American Women's Regionalist Fiction
By Monika Elbert & Rita Bode
- Release Date: 2021-01-04
- Genre: Fiction & Literature
Description
American Women’s Regionalist Fiction: Mapping the Gothic seeks to redress the monolithic view of a national American Gothic, instead considering specific regions in the U.S. and how they express their own particular versions of the Gothic. Focusing on American women writers whose views of hauntings are ultimately connected to their image of an internal and ofttimes oppressive domestic landscape, these essays consider the ways the outdoor landscape feeds their fantasy and contributes to their notion of a natural history and local mythology that coincides with their sense of a world beyond the confines of the home. The clash between these two realms often paves the way for the Gothic encounter. Ultimately, these essays reveal the impact of the regional Gothic in considering how collision between the local and the national precipitates a conflict that leads to the Gothic protagonist’s sense of belonging or alienation.

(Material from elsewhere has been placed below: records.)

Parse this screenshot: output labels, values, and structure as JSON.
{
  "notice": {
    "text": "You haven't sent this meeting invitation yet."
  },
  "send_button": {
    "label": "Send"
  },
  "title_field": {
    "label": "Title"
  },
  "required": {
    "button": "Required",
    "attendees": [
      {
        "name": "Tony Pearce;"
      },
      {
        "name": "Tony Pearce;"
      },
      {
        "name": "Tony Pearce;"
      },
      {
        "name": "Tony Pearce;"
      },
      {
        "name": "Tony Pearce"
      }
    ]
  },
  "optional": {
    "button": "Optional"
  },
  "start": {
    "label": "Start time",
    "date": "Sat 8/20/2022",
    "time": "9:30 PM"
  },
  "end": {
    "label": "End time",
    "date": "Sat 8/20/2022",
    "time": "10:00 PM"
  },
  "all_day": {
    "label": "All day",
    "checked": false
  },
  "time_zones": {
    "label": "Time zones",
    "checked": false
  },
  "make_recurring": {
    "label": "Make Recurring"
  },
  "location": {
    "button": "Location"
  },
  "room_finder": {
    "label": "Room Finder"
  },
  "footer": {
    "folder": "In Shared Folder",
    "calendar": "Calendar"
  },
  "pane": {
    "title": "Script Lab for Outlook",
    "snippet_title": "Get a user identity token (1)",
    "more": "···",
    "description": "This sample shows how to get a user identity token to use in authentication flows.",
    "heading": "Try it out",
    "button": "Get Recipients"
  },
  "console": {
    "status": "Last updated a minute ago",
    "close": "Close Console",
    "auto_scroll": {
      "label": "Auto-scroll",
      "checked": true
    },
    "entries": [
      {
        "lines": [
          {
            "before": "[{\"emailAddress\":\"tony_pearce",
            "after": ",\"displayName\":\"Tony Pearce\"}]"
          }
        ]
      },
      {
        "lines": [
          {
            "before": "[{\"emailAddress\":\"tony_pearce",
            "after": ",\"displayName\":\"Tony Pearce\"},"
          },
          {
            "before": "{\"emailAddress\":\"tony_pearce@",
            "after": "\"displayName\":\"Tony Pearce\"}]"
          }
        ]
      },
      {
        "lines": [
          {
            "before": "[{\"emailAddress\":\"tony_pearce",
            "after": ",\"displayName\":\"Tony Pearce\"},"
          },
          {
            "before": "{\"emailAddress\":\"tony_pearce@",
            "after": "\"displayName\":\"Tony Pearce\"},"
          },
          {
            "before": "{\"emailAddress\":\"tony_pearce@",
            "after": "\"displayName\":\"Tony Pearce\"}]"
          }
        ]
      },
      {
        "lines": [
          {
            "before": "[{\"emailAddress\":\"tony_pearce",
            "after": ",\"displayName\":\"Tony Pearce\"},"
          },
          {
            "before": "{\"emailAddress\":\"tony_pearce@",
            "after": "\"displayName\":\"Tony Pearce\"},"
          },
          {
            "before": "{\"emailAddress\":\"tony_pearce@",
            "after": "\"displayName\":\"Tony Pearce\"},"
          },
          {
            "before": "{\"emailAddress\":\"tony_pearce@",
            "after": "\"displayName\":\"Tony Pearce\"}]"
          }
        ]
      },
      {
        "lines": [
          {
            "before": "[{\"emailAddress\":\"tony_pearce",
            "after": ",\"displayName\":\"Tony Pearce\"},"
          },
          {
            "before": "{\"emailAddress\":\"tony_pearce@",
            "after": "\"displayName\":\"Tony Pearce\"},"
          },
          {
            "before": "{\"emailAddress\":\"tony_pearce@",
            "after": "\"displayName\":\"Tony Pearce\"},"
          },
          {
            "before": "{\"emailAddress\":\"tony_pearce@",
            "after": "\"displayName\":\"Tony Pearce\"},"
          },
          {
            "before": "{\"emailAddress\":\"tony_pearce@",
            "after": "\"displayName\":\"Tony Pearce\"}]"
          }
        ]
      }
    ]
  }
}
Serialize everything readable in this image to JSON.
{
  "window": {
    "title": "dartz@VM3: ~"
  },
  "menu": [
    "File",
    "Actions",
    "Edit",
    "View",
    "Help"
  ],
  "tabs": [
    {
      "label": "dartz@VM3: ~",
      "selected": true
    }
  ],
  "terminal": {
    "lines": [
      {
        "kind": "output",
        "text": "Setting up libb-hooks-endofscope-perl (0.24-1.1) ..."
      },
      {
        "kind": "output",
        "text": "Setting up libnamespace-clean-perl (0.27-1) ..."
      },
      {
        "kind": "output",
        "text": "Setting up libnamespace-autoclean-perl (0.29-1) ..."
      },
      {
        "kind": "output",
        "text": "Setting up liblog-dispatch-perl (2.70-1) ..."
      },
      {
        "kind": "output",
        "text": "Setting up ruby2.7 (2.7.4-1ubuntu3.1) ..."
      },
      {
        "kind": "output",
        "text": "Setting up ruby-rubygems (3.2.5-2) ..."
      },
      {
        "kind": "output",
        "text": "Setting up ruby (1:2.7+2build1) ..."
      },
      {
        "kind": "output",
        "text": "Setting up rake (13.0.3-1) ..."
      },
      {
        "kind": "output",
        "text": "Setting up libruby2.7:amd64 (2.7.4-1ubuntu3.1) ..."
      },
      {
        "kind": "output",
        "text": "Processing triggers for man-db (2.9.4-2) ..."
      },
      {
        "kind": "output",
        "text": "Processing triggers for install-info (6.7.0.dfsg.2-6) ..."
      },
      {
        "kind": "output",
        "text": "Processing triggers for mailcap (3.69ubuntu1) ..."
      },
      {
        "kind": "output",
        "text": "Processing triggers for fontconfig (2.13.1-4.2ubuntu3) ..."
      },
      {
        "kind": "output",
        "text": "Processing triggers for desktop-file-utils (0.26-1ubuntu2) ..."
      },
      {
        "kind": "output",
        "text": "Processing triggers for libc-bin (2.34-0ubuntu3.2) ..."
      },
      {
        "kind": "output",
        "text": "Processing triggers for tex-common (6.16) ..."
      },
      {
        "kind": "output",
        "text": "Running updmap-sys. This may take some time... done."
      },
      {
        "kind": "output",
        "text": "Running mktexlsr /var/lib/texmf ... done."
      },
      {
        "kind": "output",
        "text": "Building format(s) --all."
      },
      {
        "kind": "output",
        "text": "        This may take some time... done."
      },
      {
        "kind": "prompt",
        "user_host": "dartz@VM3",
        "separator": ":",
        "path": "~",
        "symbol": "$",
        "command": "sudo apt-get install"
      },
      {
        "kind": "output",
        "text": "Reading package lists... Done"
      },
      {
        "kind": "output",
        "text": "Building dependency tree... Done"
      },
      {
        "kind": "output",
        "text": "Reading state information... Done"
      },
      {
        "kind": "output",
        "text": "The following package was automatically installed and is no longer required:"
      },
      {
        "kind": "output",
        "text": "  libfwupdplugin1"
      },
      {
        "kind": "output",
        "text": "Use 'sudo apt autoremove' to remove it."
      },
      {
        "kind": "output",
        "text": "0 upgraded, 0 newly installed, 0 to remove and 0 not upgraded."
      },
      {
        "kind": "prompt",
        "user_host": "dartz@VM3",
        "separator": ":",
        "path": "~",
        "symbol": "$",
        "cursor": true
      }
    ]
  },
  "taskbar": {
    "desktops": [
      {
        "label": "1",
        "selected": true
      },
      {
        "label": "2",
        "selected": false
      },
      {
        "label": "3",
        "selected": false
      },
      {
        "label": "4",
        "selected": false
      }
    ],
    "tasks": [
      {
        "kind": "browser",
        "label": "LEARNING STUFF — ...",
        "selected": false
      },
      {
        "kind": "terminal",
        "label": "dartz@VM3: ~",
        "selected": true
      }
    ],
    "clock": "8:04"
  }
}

Monika Elbert is Professor of English and a Distinguished University Scholar at Montclair State University, USA. She is editor of the Nathaniel Hawthorne Review and her recent publications include: Hawthorne in Context (2018) and, co-edited with Wendy Ryden, Haunting Realities: Naturalist Gothic and American Realism (2017).
Rita Bode is Professor of English Literature at Trent University, Canada. Her co-edited collections include L.M. Montgomery and the Matter of Nature(s) (2018), and L.M. Montgomery’s Rainbow Valleys: The Ontario Years, 1911-1942 (2015).